With all the talk, I'm pleased that Family Policy Alliance has been offering its perspective to the discussion with its Ask Me First campaign. Part of its effort is sharing the stories of how women are being affected by the push to allow males who identify as females to have access to women's facilities.
The website has a few videos sharing these perspectives, and there are two I find particularly brilliant. They are short videos, about 2-3 minutes long, and you can access them in links I've provided in the following paragraphs, or view the embedded videos in this post.
One video features Kara Dansky, the board chair of Women's Liberation Front (WoLF).
This self-described radical feminist group, extraordinarily, partnered with Family Policy Alliance in the campaign to push back against allowing biological men to use women's facilities. Her organization filed a lawsuit against the Obama administration because of the "Dear Colleagues" letter. Their argument is that the reinterpretation of Title IX's provision about gender to include "gender identity" renders those protections meaningless because identity is too fluid to have any real value in protecting the rights of women and girls that so many struggled for so greatly.
Another video features Tanner, who at the time the video was made, was a high school athlete in Alaska.

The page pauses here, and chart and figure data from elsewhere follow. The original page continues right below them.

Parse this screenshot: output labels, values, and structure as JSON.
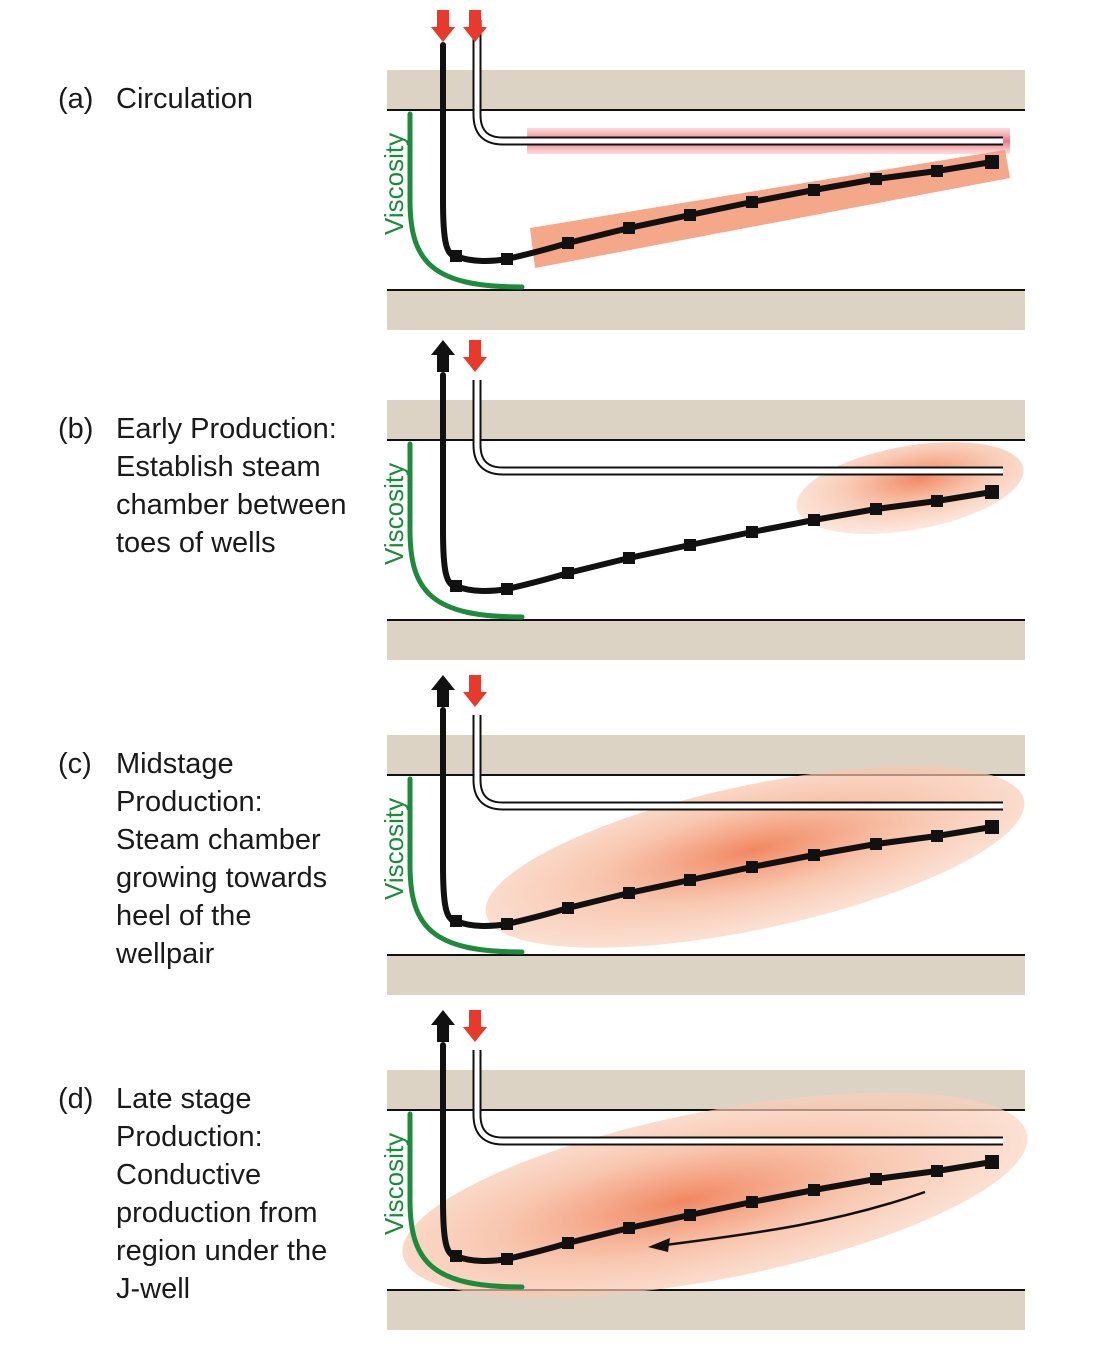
{
  "colors": {
    "rock": "#dcd3c5",
    "viscosity": "#1e8a3c",
    "injection_arrow": "#e8392a",
    "production_arrow": "#111111",
    "steam": "#f08a62"
  },
  "icons": {
    "injection": "arrow-down-icon",
    "production": "arrow-up-icon"
  },
  "panels": [
    {
      "tag": "(a)",
      "title": "Circulation",
      "viscosity_label": "Viscosity",
      "producer_arrow": "down",
      "steam_zone": "both-wells"
    },
    {
      "tag": "(b)",
      "title": "Early Production:\nEstablish steam\nchamber between\ntoes of wells",
      "viscosity_label": "Viscosity",
      "producer_arrow": "up",
      "steam_zone": "toe"
    },
    {
      "tag": "(c)",
      "title": "Midstage\nProduction:\nSteam chamber\ngrowing towards\nheel of the\nwellpair",
      "viscosity_label": "Viscosity",
      "producer_arrow": "up",
      "steam_zone": "mid"
    },
    {
      "tag": "(d)",
      "title": "Late stage\nProduction:\nConductive\nproduction from\nregion under the\nJ-well",
      "viscosity_label": "Viscosity",
      "producer_arrow": "up",
      "steam_zone": "full"
    }
  ]
}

Her story tells about the time during her senior year when she competed in an Alaska State Championship for high school female runners. One of those competing was a teen male who identifies as a female, and so was allowed to participate. Tanner describes it as being unfair from a scientific perspective because males and females are biologically different, and that's why there are separate competitions for both genders, to ensure they are kept untainted by individuals who have a different body type. I think her perspective offers a crucial understanding of what's at stake in the debate about transgender individuals. It's true that a person claiming he/she is a person of the opposite gender, and can even go so far as to try to alter the body to reflect that perception, not to mention engage in practices of the other gender. Ultimately, though, the body is going to still carry with it the gender the person was born with, especially with the arrangement of X and Y chromosomes. A person could go through physical alterations and still be left with the same gender body, especially considering the questionable effectiveness, and even the harmfulness, of such medical procedures. So in the case of athletic competitions, competitors would find themselves competing against people with different body types who could potentially have an advantage.

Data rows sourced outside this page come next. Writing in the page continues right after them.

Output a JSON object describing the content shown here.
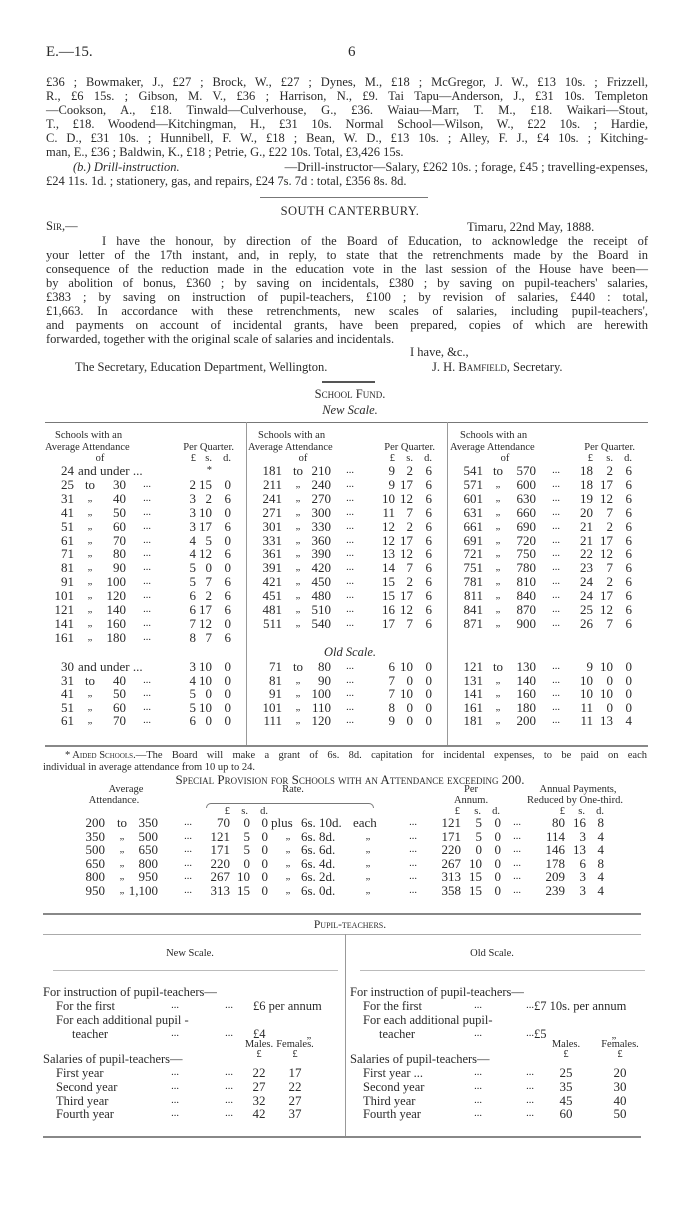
{
  "header": {
    "code": "E.—15.",
    "page": "6"
  },
  "para1": {
    "lines": [
      "£36 ; Bowmaker, J., £27 ; Brock, W., £27 ; Dynes, M., £18 ; McGregor, J. W., £13 10s. ; Frizzell,",
      "R., £6 15s. ; Gibson, M. V., £36 ; Harrison, N., £9. Tai Tapu—Anderson, J., £31 10s. Templeton",
      "—Cookson, A., £18. Tinwald—Culverhouse, G., £36. Waiau—Marr, T. M., £18. Waikari—Stout,",
      "T., £18. Woodend—Kitchingman, H., £31 10s. Normal School—Wilson, W., £22 10s. ; Hardie,",
      "C. D., £31 10s. ; Hunnibell, F. W., £18 ; Bean, W. D., £13 10s. ; Alley, F. J., £4 10s. ; Kitching-",
      "man, E., £36 ; Baldwin, K., £18 ; Petrie, G., £22 10s. Total, £3,426 15s."
    ],
    "drill_label": "(b.) Drill-instruction.",
    "drill_line1": "—Drill-instructor—Salary, £262 10s. ; forage, £45 ; travelling-expenses,",
    "drill_line2": "£24 11s. 1d. ; stationery, gas, and repairs, £24 7s. 7d : total, £356 8s. 8d."
  },
  "letter": {
    "title": "SOUTH CANTERBURY.",
    "salutation": "Sir,—",
    "place_date": "Timaru, 22nd May, 1888.",
    "lines": [
      "I have the honour, by direction of the Board of Education, to acknowledge the receipt of",
      "your letter of the 17th instant, and, in reply, to state that the retrenchments made by the Board in",
      "consequence of the reduction made in the education vote in the last session of the House have been—",
      "by abolition of bonus, £360 ; by saving on incidentals, £380 ; by saving on pupil-teachers' salaries,",
      "£383 ; by saving on instruction of pupil-teachers, £100 ; by revision of salaries, £440 : total,",
      "£1,663. In accordance with these retrenchments, new scales of salaries, including pupil-teachers',",
      "and payments on account of incidental grants, have been prepared, copies of which are herewith",
      "forwarded, together with the original scale of salaries and incidentals."
    ],
    "closing": "I have, &c.,",
    "addressee": "The Secretary, Education Department, Wellington.",
    "signer_initials": "J. H.",
    "signer_name": "Bamfield",
    "signer_title": ", Secretary."
  },
  "school_fund": {
    "title": "School Fund.",
    "new_scale_title": "New Scale.",
    "old_scale_title": "Old Scale.",
    "col_header": {
      "l1": "Schools with an",
      "l2": "Average Attendance",
      "l3": "of",
      "per": "Per Quarter.",
      "pounds": "£",
      "shillings": "s.",
      "pence": "d."
    },
    "leader": "...",
    "new_scale": [
      [
        [
          "24",
          "and under",
          "",
          "",
          "*",
          ""
        ],
        [
          "25",
          "to",
          "30",
          "2",
          "15",
          "0"
        ],
        [
          "31",
          "„",
          "40",
          "3",
          "2",
          "6"
        ],
        [
          "41",
          "„",
          "50",
          "3",
          "10",
          "0"
        ],
        [
          "51",
          "„",
          "60",
          "3",
          "17",
          "6"
        ],
        [
          "61",
          "„",
          "70",
          "4",
          "5",
          "0"
        ],
        [
          "71",
          "„",
          "80",
          "4",
          "12",
          "6"
        ],
        [
          "81",
          "„",
          "90",
          "5",
          "0",
          "0"
        ],
        [
          "91",
          "„",
          "100",
          "5",
          "7",
          "6"
        ],
        [
          "101",
          "„",
          "120",
          "6",
          "2",
          "6"
        ],
        [
          "121",
          "„",
          "140",
          "6",
          "17",
          "6"
        ],
        [
          "141",
          "„",
          "160",
          "7",
          "12",
          "0"
        ],
        [
          "161",
          "„",
          "180",
          "8",
          "7",
          "6"
        ]
      ],
      [
        [
          "181",
          "to",
          "210",
          "9",
          "2",
          "6"
        ],
        [
          "211",
          "„",
          "240",
          "9",
          "17",
          "6"
        ],
        [
          "241",
          "„",
          "270",
          "10",
          "12",
          "6"
        ],
        [
          "271",
          "„",
          "300",
          "11",
          "7",
          "6"
        ],
        [
          "301",
          "„",
          "330",
          "12",
          "2",
          "6"
        ],
        [
          "331",
          "„",
          "360",
          "12",
          "17",
          "6"
        ],
        [
          "361",
          "„",
          "390",
          "13",
          "12",
          "6"
        ],
        [
          "391",
          "„",
          "420",
          "14",
          "7",
          "6"
        ],
        [
          "421",
          "„",
          "450",
          "15",
          "2",
          "6"
        ],
        [
          "451",
          "„",
          "480",
          "15",
          "17",
          "6"
        ],
        [
          "481",
          "„",
          "510",
          "16",
          "12",
          "6"
        ],
        [
          "511",
          "„",
          "540",
          "17",
          "7",
          "6"
        ]
      ],
      [
        [
          "541",
          "to",
          "570",
          "18",
          "2",
          "6"
        ],
        [
          "571",
          "„",
          "600",
          "18",
          "17",
          "6"
        ],
        [
          "601",
          "„",
          "630",
          "19",
          "12",
          "6"
        ],
        [
          "631",
          "„",
          "660",
          "20",
          "7",
          "6"
        ],
        [
          "661",
          "„",
          "690",
          "21",
          "2",
          "6"
        ],
        [
          "691",
          "„",
          "720",
          "21",
          "17",
          "6"
        ],
        [
          "721",
          "„",
          "750",
          "22",
          "12",
          "6"
        ],
        [
          "751",
          "„",
          "780",
          "23",
          "7",
          "6"
        ],
        [
          "781",
          "„",
          "810",
          "24",
          "2",
          "6"
        ],
        [
          "811",
          "„",
          "840",
          "24",
          "17",
          "6"
        ],
        [
          "841",
          "„",
          "870",
          "25",
          "12",
          "6"
        ],
        [
          "871",
          "„",
          "900",
          "26",
          "7",
          "6"
        ]
      ]
    ],
    "old_scale": [
      [
        [
          "30",
          "and under",
          "",
          "3",
          "10",
          "0"
        ],
        [
          "31",
          "to",
          "40",
          "4",
          "10",
          "0"
        ],
        [
          "41",
          "„",
          "50",
          "5",
          "0",
          "0"
        ],
        [
          "51",
          "„",
          "60",
          "5",
          "10",
          "0"
        ],
        [
          "61",
          "„",
          "70",
          "6",
          "0",
          "0"
        ]
      ],
      [
        [
          "71",
          "to",
          "80",
          "6",
          "10",
          "0"
        ],
        [
          "81",
          "„",
          "90",
          "7",
          "0",
          "0"
        ],
        [
          "91",
          "„",
          "100",
          "7",
          "10",
          "0"
        ],
        [
          "101",
          "„",
          "110",
          "8",
          "0",
          "0"
        ],
        [
          "111",
          "„",
          "120",
          "9",
          "0",
          "0"
        ]
      ],
      [
        [
          "121",
          "to",
          "130",
          "9",
          "10",
          "0"
        ],
        [
          "131",
          "„",
          "140",
          "10",
          "0",
          "0"
        ],
        [
          "141",
          "„",
          "160",
          "10",
          "10",
          "0"
        ],
        [
          "161",
          "„",
          "180",
          "11",
          "0",
          "0"
        ],
        [
          "181",
          "„",
          "200",
          "11",
          "13",
          "4"
        ]
      ]
    ],
    "footnote_label": "* Aided Schools.",
    "footnote_line1": "—The Board will make a grant of 6s. 8d. capitation for incidental expenses, to be paid on each",
    "footnote_line2": "individual in average attendance from 10 up to 24."
  },
  "special": {
    "title": "Special Provision for Schools with an Attendance exceeding 200.",
    "h_avg1": "Average",
    "h_avg2": "Attendance.",
    "h_rate": "Rate.",
    "h_per1": "Per",
    "h_per2": "Annum.",
    "h_ann1": "Annual Payments,",
    "h_ann2": "Reduced by One-third.",
    "units": [
      "£",
      "s.",
      "d."
    ],
    "rows": [
      [
        "200",
        "to",
        "350",
        "70",
        "0",
        "0",
        "plus",
        "6s. 10d.",
        "each",
        "121",
        "5",
        "0",
        "80",
        "16",
        "8"
      ],
      [
        "350",
        "„",
        "500",
        "121",
        "5",
        "0",
        "„",
        "6s. 8d.",
        "„",
        "171",
        "5",
        "0",
        "114",
        "3",
        "4"
      ],
      [
        "500",
        "„",
        "650",
        "171",
        "5",
        "0",
        "„",
        "6s. 6d.",
        "„",
        "220",
        "0",
        "0",
        "146",
        "13",
        "4"
      ],
      [
        "650",
        "„",
        "800",
        "220",
        "0",
        "0",
        "„",
        "6s. 4d.",
        "„",
        "267",
        "10",
        "0",
        "178",
        "6",
        "8"
      ],
      [
        "800",
        "„",
        "950",
        "267",
        "10",
        "0",
        "„",
        "6s. 2d.",
        "„",
        "313",
        "15",
        "0",
        "209",
        "3",
        "4"
      ],
      [
        "950",
        "„",
        "1,100",
        "313",
        "15",
        "0",
        "„",
        "6s. 0d.",
        "„",
        "358",
        "15",
        "0",
        "239",
        "3",
        "4"
      ]
    ]
  },
  "pupil_teachers": {
    "title": "Pupil-teachers.",
    "new": {
      "heading": "New Scale.",
      "instr": "For instruction of pupil-teachers—",
      "first": "For the first",
      "first_amt": "£6 per annum",
      "additional": "For each additional pupil -",
      "teacher": "teacher",
      "add_amt": "£4",
      "ditto": "„",
      "males": "Males.",
      "females": "Females.",
      "unit": "£",
      "salaries": "Salaries of pupil-teachers—",
      "years": [
        [
          "First year",
          "22",
          "17"
        ],
        [
          "Second year",
          "27",
          "22"
        ],
        [
          "Third year",
          "32",
          "27"
        ],
        [
          "Fourth year",
          "42",
          "37"
        ]
      ]
    },
    "old": {
      "heading": "Old Scale.",
      "instr": "For instruction of pupil-teachers—",
      "first": "For the first",
      "first_amt": "£7 10s. per annum",
      "additional": "For each additional pupil-",
      "teacher": "teacher",
      "add_amt": "£5",
      "ditto": "„",
      "males": "Males.",
      "females": "Females.",
      "unit": "£",
      "salaries": "Salaries of pupil-teachers—",
      "years": [
        [
          "First year ...",
          "25",
          "20"
        ],
        [
          "Second year",
          "35",
          "30"
        ],
        [
          "Third year",
          "45",
          "40"
        ],
        [
          "Fourth year",
          "60",
          "50"
        ]
      ]
    }
  }
}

By allowing individuals who perceive themselves to be of the opposite gender to continue acting so is tampering with scientific reality, especially when a person undergoes surgery and hormone treatments to alter him/herself physically. We definitely need to support those who are experiencing gender dysphoria, but I find it too questionable to think that a person could be born with the "wrong body". To address this situation, we need to show these individuals a measure of compassion that helps them deal with their perceptions, without unfairly causing an imbalance in the proper distinctions that are in place between female and male.